Japan Geoscience Union Meeting 2025

Presentation information

[J] Oral

S (Solid Earth Sciences ) » S-GD Geodesy

[S-GD02] Geodesy and Global Geodetic Observing System

Sun. May 25, 2025 10:45 AM - 12:15 PM 105 (International Conference Hall, Makuhari Messe)

convener:Koji Matsuo(Geospatial Information Authority of Japan), Yusuke Yokota(Institute of Industrial Science, The University of Tokyo), Yuta Mitsui(Department of Geosciences, Shizuoka University), Chairperson:Shun-ichi Watanabe(Hydrographic and Oceanographic Department, Japan Coast Guard), Satoshi Kawamoto(Geospatial Information Authority of Japan)

12:00 PM - 12:15 PM

[SGD02-12] Mitigation of biases due to instrumental errors in GNSS-A observation

*Shun-ichi Watanabe1, Koya NAGAE1, Tadashi Ishikawa1, Shigeru Yoshida1, Takuhiro Tomioka1, Yuto Nakamura1, Yusuke Yokota2 (1.Hydrographic and Oceanographic Department, Japan Coast Guard, 2.Institute of Industrial Science, the University of Tokyo)
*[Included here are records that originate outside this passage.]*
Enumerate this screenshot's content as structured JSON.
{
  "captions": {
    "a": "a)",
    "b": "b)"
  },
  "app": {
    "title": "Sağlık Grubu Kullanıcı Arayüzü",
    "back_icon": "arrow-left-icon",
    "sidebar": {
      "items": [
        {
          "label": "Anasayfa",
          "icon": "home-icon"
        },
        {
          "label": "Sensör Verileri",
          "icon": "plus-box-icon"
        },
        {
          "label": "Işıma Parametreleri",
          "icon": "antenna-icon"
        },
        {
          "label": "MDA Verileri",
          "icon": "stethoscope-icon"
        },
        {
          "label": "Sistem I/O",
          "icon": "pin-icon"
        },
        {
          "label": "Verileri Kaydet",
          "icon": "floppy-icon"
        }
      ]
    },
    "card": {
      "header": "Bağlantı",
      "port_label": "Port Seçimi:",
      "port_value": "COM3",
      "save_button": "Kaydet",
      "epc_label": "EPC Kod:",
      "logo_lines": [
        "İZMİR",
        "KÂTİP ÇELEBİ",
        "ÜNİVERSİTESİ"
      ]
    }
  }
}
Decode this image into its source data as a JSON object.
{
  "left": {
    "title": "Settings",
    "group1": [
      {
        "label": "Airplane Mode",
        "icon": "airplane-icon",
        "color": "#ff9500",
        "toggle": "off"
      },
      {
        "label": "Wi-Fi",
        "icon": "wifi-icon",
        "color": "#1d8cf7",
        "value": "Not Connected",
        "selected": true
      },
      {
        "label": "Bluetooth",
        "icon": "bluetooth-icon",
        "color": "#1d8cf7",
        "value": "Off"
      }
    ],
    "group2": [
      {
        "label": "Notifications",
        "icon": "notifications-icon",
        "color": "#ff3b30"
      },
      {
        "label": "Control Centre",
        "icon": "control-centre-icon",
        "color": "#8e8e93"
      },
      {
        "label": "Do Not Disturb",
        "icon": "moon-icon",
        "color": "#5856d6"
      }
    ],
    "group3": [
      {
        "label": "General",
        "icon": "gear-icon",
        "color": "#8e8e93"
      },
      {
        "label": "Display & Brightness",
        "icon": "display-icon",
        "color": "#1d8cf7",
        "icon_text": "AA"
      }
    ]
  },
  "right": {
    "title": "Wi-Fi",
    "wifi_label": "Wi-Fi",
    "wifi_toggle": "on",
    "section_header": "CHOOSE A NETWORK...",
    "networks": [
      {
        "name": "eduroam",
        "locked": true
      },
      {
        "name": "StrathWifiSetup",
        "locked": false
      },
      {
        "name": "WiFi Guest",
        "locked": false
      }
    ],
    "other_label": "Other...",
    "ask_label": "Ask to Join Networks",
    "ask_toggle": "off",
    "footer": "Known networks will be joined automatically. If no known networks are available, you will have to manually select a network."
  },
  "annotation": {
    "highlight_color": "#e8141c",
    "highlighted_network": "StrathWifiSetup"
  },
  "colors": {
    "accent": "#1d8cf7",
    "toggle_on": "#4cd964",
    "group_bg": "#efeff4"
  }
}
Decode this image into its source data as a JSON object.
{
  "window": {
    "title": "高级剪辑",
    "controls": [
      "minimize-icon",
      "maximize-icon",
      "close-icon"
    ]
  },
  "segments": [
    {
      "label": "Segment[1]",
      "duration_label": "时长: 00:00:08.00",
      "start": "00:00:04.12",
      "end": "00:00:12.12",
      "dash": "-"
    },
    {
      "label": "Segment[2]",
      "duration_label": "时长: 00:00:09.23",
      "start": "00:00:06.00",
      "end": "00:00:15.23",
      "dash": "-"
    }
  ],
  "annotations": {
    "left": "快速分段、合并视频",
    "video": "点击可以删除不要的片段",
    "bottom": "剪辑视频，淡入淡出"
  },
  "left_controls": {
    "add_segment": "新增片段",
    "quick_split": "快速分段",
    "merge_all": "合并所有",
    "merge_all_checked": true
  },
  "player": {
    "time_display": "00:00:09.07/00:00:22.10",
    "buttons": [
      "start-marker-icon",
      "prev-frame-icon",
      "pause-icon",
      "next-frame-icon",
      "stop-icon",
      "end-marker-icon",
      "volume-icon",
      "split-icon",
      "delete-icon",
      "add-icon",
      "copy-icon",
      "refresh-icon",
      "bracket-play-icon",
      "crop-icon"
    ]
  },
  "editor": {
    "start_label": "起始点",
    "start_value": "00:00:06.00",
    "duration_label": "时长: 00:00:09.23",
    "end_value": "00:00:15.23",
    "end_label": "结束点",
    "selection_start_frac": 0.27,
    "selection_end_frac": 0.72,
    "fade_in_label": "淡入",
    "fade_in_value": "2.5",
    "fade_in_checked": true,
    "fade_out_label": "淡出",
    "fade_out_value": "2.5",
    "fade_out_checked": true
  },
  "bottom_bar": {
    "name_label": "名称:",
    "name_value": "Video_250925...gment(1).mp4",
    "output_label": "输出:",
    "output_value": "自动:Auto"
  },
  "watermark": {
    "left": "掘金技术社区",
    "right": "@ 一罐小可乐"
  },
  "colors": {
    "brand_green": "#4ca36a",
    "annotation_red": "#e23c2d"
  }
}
Keywords:GNSS-A, seafloor crustal deformation, acoustic measurement, waveform clustering

By the constant efforts for developing the methods and techniques of GNSS-A in more than two decades, we can now detect crustal deformation on the seafloor in the precision of less than a centimeter per year. The effects of sound speed variation, which potentially cause large positioning errors in GNSS-A observations, can be suppressed by directly estimating its spatial and temporal changes from the collected acoustic data (e.g., Watanabe et al., 2023, J. Geod.). In addition, some instrument biases can be reduced or directly estimated and corrected by collecting data on a geometrically balanced track. For example, the measurement error of the horizontal component (more precisely, the roll- and pitch-axis directions of the ship-born gyro) of the relative position between the GNSS antenna and the acoustic transducer (called "ATD offset") can be reduced or directly estimated by performing a set of observations with changing the ship's orientation. Errors from time synchronization in the measurement system, such as the time bias of the gyro data, can be corrected by correlating its time series with the GNSS positions.
The non-Gaussian noise errors, which may not be sufficiently corrected as described above, mainly come from modeling errors of sound speed perturbation including sound speed profile, GNSS positioning errors, measurement errors of the vertical component (the gyro's heading-axis) of the ATD offset, and acoustic signal reading errors. Because the resolution of the sound speed perturbation model depends on the data distribution, there are limitations to its improvement in the actual cases where the observation setting requires measuring from the sea-surface to the seafloor. For GNSS, if the positioning error is white noise, the effect can be suppressed as long as a sufficient number of acoustic data is obtained. However, the seafloor positioning solution is directly affected by GNSS's random walk-like errors that have time correlation on the scale of several hours to days. The measurement error of the ATD offset directly depends on the reliability of terrestrial surveys at docks. As for the acoustic signal reading error, it is necessary to correct the bias by taking into account the characteristics of the acoustic devices, similar to the GNSS phase center variation (PCV). In this study, we investigate the error characteristics of the latter two equipment-derived biases and develop methods for the error reduction.
Regarding the ATD offsets, terrestrial surveys were conducted at dock to determine the relative position from the GNSS antenna to the transducer, in each time when an acoustic transducer was installed on a survey vessel (Kawai et al., 2009; Ujihara and Narita, 2012; Akiyama et al., 2013; Akiyama and Yokota, 2014; Yoshida et al., 2021; Yoshida, 2022). However, the specific survey configurations differed from vessel to vessel. Thus, we compiled the methods and results, including the efficiency of the survey. We expect that this information is useful in indicating the necessity of re-surveying and suggesting an effective survey configuration for the future implementation.
For the characteristics of acoustic devices, we developed the Acoustic Ambiguity Reduction (AAR) method using actual data and water-tank experiment data (Yokota et al., 2024, EPS; Nagae et al., 2024, IEICE). We showed that the AAR method can improve the accuracy of crustal deformation solutions (e.g., Watanabe et al., 2024, AGU24). However, the current implementation of the AAR method still requires manual adjustments by experienced analysts, making it difficult to process the data routinely. Therefore, it is necessary to develop the automated AAR method. In this study, we developed an automatic classification method for the correlation waveforms of acoustic signals.